O reconhecimento da inconstitucionalidade da Lei de Imprensa pelo Supremo Tribunal Federal não tem qualquer reflexo sobre decisões judiciais já transitadas em julgado. O entendimento, manifestado pela Procuradoria-Geral da República em parecer entregue ao Supremo, se refere a uma ação em que a revista Veja questiona a necessidade de cumprir uma decisão dada antes da declaração de inconstitucionalidade da Lei de Imprensa. Para a revista, ao dar efeito ex tunc à decisão, o STF afirmou que a lei deixou de ter validade a partir da promulgação da Constituição Federal, período que inclui o momento em que a Veja foi condenada a publicar uma retratação ao ex-secretário-geral da Presidência da República do governo FHC, Eduardo Jorge Caldas Pereira.

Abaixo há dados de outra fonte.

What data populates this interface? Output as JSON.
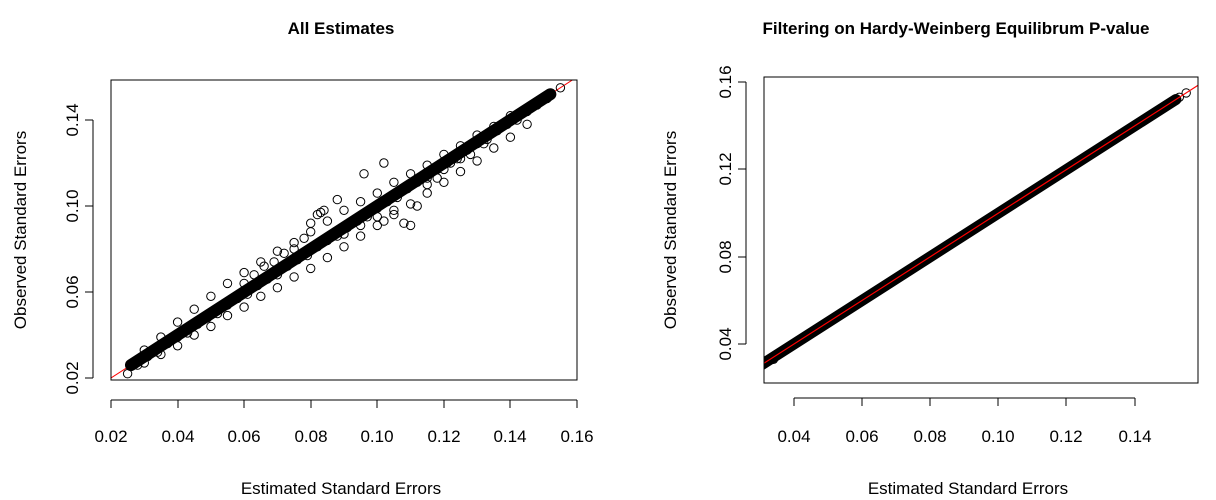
{
  "chart_data": [
    {
      "type": "scatter",
      "title": "All Estimates",
      "xlabel": "Estimated Standard Errors",
      "ylabel": "Observed Standard Errors",
      "xlim": [
        0.02,
        0.16
      ],
      "ylim": [
        0.02,
        0.155
      ],
      "xticks": [
        "0.02",
        "0.04",
        "0.06",
        "0.08",
        "0.10",
        "0.12",
        "0.14",
        "0.16"
      ],
      "yticks": [
        "0.02",
        "0.06",
        "0.10",
        "0.14"
      ],
      "point_style": "open-circle",
      "point_color": "#000000",
      "reference_line": {
        "slope": 1,
        "intercept": 0,
        "color": "#ff0000"
      },
      "points": [
        [
          0.025,
          0.022
        ],
        [
          0.028,
          0.026
        ],
        [
          0.031,
          0.03
        ],
        [
          0.034,
          0.032
        ],
        [
          0.037,
          0.036
        ],
        [
          0.04,
          0.039
        ],
        [
          0.043,
          0.041
        ],
        [
          0.046,
          0.045
        ],
        [
          0.049,
          0.048
        ],
        [
          0.052,
          0.05
        ],
        [
          0.055,
          0.054
        ],
        [
          0.058,
          0.057
        ],
        [
          0.061,
          0.059
        ],
        [
          0.064,
          0.063
        ],
        [
          0.067,
          0.066
        ],
        [
          0.07,
          0.068
        ],
        [
          0.073,
          0.072
        ],
        [
          0.076,
          0.075
        ],
        [
          0.079,
          0.077
        ],
        [
          0.082,
          0.081
        ],
        [
          0.085,
          0.084
        ],
        [
          0.088,
          0.086
        ],
        [
          0.091,
          0.09
        ],
        [
          0.094,
          0.093
        ],
        [
          0.097,
          0.095
        ],
        [
          0.1,
          0.099
        ],
        [
          0.103,
          0.102
        ],
        [
          0.106,
          0.104
        ],
        [
          0.109,
          0.108
        ],
        [
          0.112,
          0.111
        ],
        [
          0.115,
          0.113
        ],
        [
          0.118,
          0.117
        ],
        [
          0.121,
          0.12
        ],
        [
          0.124,
          0.122
        ],
        [
          0.127,
          0.126
        ],
        [
          0.13,
          0.129
        ],
        [
          0.133,
          0.131
        ],
        [
          0.136,
          0.135
        ],
        [
          0.139,
          0.138
        ],
        [
          0.142,
          0.14
        ],
        [
          0.145,
          0.144
        ],
        [
          0.148,
          0.147
        ],
        [
          0.151,
          0.15
        ],
        [
          0.155,
          0.155
        ],
        [
          0.03,
          0.033
        ],
        [
          0.035,
          0.039
        ],
        [
          0.04,
          0.046
        ],
        [
          0.045,
          0.052
        ],
        [
          0.05,
          0.058
        ],
        [
          0.055,
          0.064
        ],
        [
          0.06,
          0.069
        ],
        [
          0.065,
          0.074
        ],
        [
          0.07,
          0.079
        ],
        [
          0.075,
          0.083
        ],
        [
          0.08,
          0.088
        ],
        [
          0.085,
          0.093
        ],
        [
          0.09,
          0.098
        ],
        [
          0.095,
          0.102
        ],
        [
          0.1,
          0.106
        ],
        [
          0.105,
          0.111
        ],
        [
          0.11,
          0.115
        ],
        [
          0.115,
          0.119
        ],
        [
          0.12,
          0.124
        ],
        [
          0.125,
          0.128
        ],
        [
          0.13,
          0.133
        ],
        [
          0.135,
          0.137
        ],
        [
          0.14,
          0.142
        ],
        [
          0.03,
          0.027
        ],
        [
          0.035,
          0.031
        ],
        [
          0.04,
          0.035
        ],
        [
          0.045,
          0.04
        ],
        [
          0.05,
          0.044
        ],
        [
          0.055,
          0.049
        ],
        [
          0.06,
          0.053
        ],
        [
          0.065,
          0.058
        ],
        [
          0.07,
          0.062
        ],
        [
          0.075,
          0.067
        ],
        [
          0.08,
          0.071
        ],
        [
          0.085,
          0.076
        ],
        [
          0.09,
          0.081
        ],
        [
          0.095,
          0.086
        ],
        [
          0.1,
          0.091
        ],
        [
          0.105,
          0.096
        ],
        [
          0.11,
          0.101
        ],
        [
          0.115,
          0.106
        ],
        [
          0.12,
          0.111
        ],
        [
          0.125,
          0.116
        ],
        [
          0.13,
          0.121
        ],
        [
          0.135,
          0.127
        ],
        [
          0.14,
          0.132
        ],
        [
          0.145,
          0.138
        ],
        [
          0.06,
          0.064
        ],
        [
          0.063,
          0.068
        ],
        [
          0.066,
          0.072
        ],
        [
          0.069,
          0.074
        ],
        [
          0.072,
          0.078
        ],
        [
          0.075,
          0.08
        ],
        [
          0.078,
          0.085
        ],
        [
          0.08,
          0.092
        ],
        [
          0.082,
          0.096
        ],
        [
          0.083,
          0.097
        ],
        [
          0.084,
          0.098
        ],
        [
          0.088,
          0.103
        ],
        [
          0.096,
          0.115
        ],
        [
          0.102,
          0.12
        ],
        [
          0.09,
          0.087
        ],
        [
          0.095,
          0.091
        ],
        [
          0.1,
          0.095
        ],
        [
          0.102,
          0.093
        ],
        [
          0.105,
          0.098
        ],
        [
          0.108,
          0.092
        ],
        [
          0.11,
          0.091
        ],
        [
          0.112,
          0.1
        ],
        [
          0.115,
          0.11
        ],
        [
          0.118,
          0.113
        ],
        [
          0.12,
          0.117
        ],
        [
          0.122,
          0.12
        ],
        [
          0.125,
          0.122
        ],
        [
          0.128,
          0.124
        ],
        [
          0.132,
          0.129
        ]
      ]
    },
    {
      "type": "scatter",
      "title": "Filtering on Hardy-Weinberg Equilibrum P-value",
      "xlabel": "Estimated Standard Errors",
      "ylabel": "Observed Standard Errors",
      "xlim": [
        0.023,
        0.159
      ],
      "ylim": [
        0.023,
        0.161
      ],
      "xticks": [
        "0.04",
        "0.06",
        "0.08",
        "0.10",
        "0.12",
        "0.14"
      ],
      "yticks": [
        "0.04",
        "0.08",
        "0.12",
        "0.16"
      ],
      "point_style": "open-circle",
      "point_color": "#000000",
      "reference_line": {
        "slope": 1,
        "intercept": 0,
        "color": "#ff0000"
      },
      "points": [
        [
          0.029,
          0.028
        ],
        [
          0.031,
          0.031
        ],
        [
          0.033,
          0.033
        ],
        [
          0.035,
          0.035
        ],
        [
          0.037,
          0.037
        ],
        [
          0.039,
          0.039
        ],
        [
          0.041,
          0.041
        ],
        [
          0.043,
          0.043
        ],
        [
          0.045,
          0.045
        ],
        [
          0.047,
          0.047
        ],
        [
          0.049,
          0.049
        ],
        [
          0.051,
          0.051
        ],
        [
          0.053,
          0.053
        ],
        [
          0.055,
          0.055
        ],
        [
          0.057,
          0.057
        ],
        [
          0.059,
          0.059
        ],
        [
          0.061,
          0.061
        ],
        [
          0.063,
          0.063
        ],
        [
          0.065,
          0.065
        ],
        [
          0.067,
          0.067
        ],
        [
          0.069,
          0.069
        ],
        [
          0.071,
          0.071
        ],
        [
          0.073,
          0.073
        ],
        [
          0.075,
          0.075
        ],
        [
          0.077,
          0.077
        ],
        [
          0.079,
          0.079
        ],
        [
          0.081,
          0.081
        ],
        [
          0.083,
          0.083
        ],
        [
          0.085,
          0.085
        ],
        [
          0.087,
          0.087
        ],
        [
          0.089,
          0.089
        ],
        [
          0.091,
          0.091
        ],
        [
          0.093,
          0.093
        ],
        [
          0.095,
          0.095
        ],
        [
          0.097,
          0.097
        ],
        [
          0.099,
          0.099
        ],
        [
          0.101,
          0.101
        ],
        [
          0.103,
          0.103
        ],
        [
          0.105,
          0.105
        ],
        [
          0.107,
          0.107
        ],
        [
          0.109,
          0.109
        ],
        [
          0.111,
          0.111
        ],
        [
          0.113,
          0.113
        ],
        [
          0.115,
          0.115
        ],
        [
          0.117,
          0.117
        ],
        [
          0.119,
          0.119
        ],
        [
          0.121,
          0.121
        ],
        [
          0.123,
          0.123
        ],
        [
          0.125,
          0.125
        ],
        [
          0.127,
          0.127
        ],
        [
          0.129,
          0.129
        ],
        [
          0.131,
          0.131
        ],
        [
          0.133,
          0.133
        ],
        [
          0.135,
          0.135
        ],
        [
          0.137,
          0.137
        ],
        [
          0.139,
          0.139
        ],
        [
          0.141,
          0.141
        ],
        [
          0.143,
          0.143
        ],
        [
          0.145,
          0.145
        ],
        [
          0.147,
          0.147
        ],
        [
          0.149,
          0.149
        ],
        [
          0.151,
          0.151
        ],
        [
          0.153,
          0.153
        ],
        [
          0.155,
          0.155
        ],
        [
          0.03,
          0.029
        ],
        [
          0.034,
          0.033
        ],
        [
          0.038,
          0.038
        ],
        [
          0.042,
          0.042
        ],
        [
          0.046,
          0.046
        ],
        [
          0.05,
          0.05
        ],
        [
          0.054,
          0.054
        ],
        [
          0.058,
          0.058
        ],
        [
          0.062,
          0.062
        ],
        [
          0.066,
          0.066
        ],
        [
          0.07,
          0.07
        ],
        [
          0.074,
          0.074
        ],
        [
          0.078,
          0.078
        ],
        [
          0.082,
          0.082
        ],
        [
          0.086,
          0.086
        ],
        [
          0.09,
          0.09
        ],
        [
          0.094,
          0.094
        ],
        [
          0.098,
          0.098
        ],
        [
          0.102,
          0.102
        ],
        [
          0.106,
          0.106
        ],
        [
          0.11,
          0.11
        ],
        [
          0.114,
          0.114
        ],
        [
          0.118,
          0.118
        ],
        [
          0.122,
          0.122
        ],
        [
          0.126,
          0.126
        ],
        [
          0.13,
          0.13
        ],
        [
          0.134,
          0.134
        ],
        [
          0.138,
          0.138
        ],
        [
          0.142,
          0.142
        ],
        [
          0.146,
          0.146
        ],
        [
          0.15,
          0.15
        ]
      ]
    }
  ]
}
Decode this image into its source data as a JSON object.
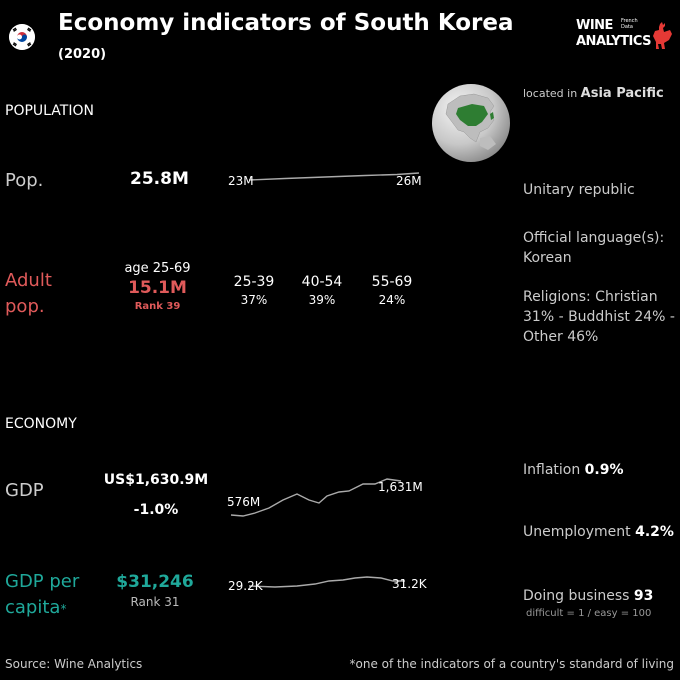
{
  "header": {
    "title": "Economy indicators of South Korea",
    "subtitle": "(2020)",
    "logo_line1": "WINE",
    "logo_line2": "ANALYTICS",
    "logo_small_1": "French",
    "logo_small_2": "Data"
  },
  "population": {
    "section_label": "POPULATION",
    "pop_label": "Pop.",
    "pop_value": "25.8M",
    "pop_start": "23M",
    "pop_end": "26M",
    "adult_label_1": "Adult",
    "adult_label_2": "pop.",
    "age_range": "age 25-69",
    "adult_value": "15.1M",
    "adult_rank": "Rank 39",
    "age_groups": [
      {
        "label": "25-39",
        "pct": "37%"
      },
      {
        "label": "40-54",
        "pct": "39%"
      },
      {
        "label": "55-69",
        "pct": "24%"
      }
    ]
  },
  "info": {
    "located_prefix": "located in",
    "region": "Asia Pacific",
    "government": "Unitary republic",
    "language_label": "Official language(s):",
    "language": "Korean",
    "religions_1": "Religions: Christian",
    "religions_2": "31% - Buddhist 24% -",
    "religions_3": "Other 46%"
  },
  "economy": {
    "section_label": "ECONOMY",
    "gdp_label": "GDP",
    "gdp_value": "US$1,630.9M",
    "gdp_growth": "-1.0%",
    "gdp_start": "576M",
    "gdp_end": "1,631M",
    "gdppc_label_1": "GDP per",
    "gdppc_label_2": "capita",
    "gdppc_asterisk": "*",
    "gdppc_value": "$31,246",
    "gdppc_rank": "Rank 31",
    "gdppc_start": "29.2K",
    "gdppc_end": "31.2K",
    "inflation_label": "Inflation",
    "inflation_value": "0.9%",
    "unemployment_label": "Unemployment",
    "unemployment_value": "4.2%",
    "business_label": "Doing business",
    "business_value": "93",
    "business_note": "difficult = 1 / easy = 100"
  },
  "footer": {
    "source": "Source: Wine  Analytics",
    "note": "*one of the indicators of a country's standard of living"
  },
  "colors": {
    "background": "#000000",
    "adult": "#e05a5a",
    "gdp_per_capita": "#1fa89a",
    "sparkline": "#aaaaaa",
    "globe_land": "#2e7d32",
    "logo_rooster": "#e53935"
  },
  "icons": {
    "flag": "south-korea-flag-icon",
    "globe": "globe-icon",
    "logo": "rooster-icon"
  }
}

Entregue nesta quinta-feira (25/3) ao relator do processo no Supremo, ministro Carlos Ayres Britto, o parecer, assinado pelo procurador-geral da República, Roberto Gurgel, é favorável a Eduardo Jorge. O ex-secretário reclama, no Tribunal de Justiça do Distrito Federal, que a Veja se recusa a cumprir uma decisão transitada em julgado. A Editora Abril, que publica a revista, foi condenada por ofensas publicadas entre 2000 e 2002, em que várias reportagens insinuaram a participação de Eduardo Jorge em um esquema de corrupção. Na época, ele estava sendo investigado pela Receita Federal sob a acusação de enriquecimento ilícito.

A revista acabou obrigada a pagar R$ 150 mil em indenização a Eduardo Jorge, e a publicar a sentença condenatória. A condenação aconteceu em 2005, e transitou em julgado em fevereiro do ano passado, antes da decisão do Supremo sobre a Lei 5.250/1967, em abril. No TJ-DF, o ex-secretário espera o desfecho do processo de cumprimento da sentença, a fase de execução da decisão principal. O tribunal já afirmou não ser necessário que os diretores de Veja sejam pessoalmente intimados a cumprir a decisão de publicar a sentença, já que o processo está na fase final de execução.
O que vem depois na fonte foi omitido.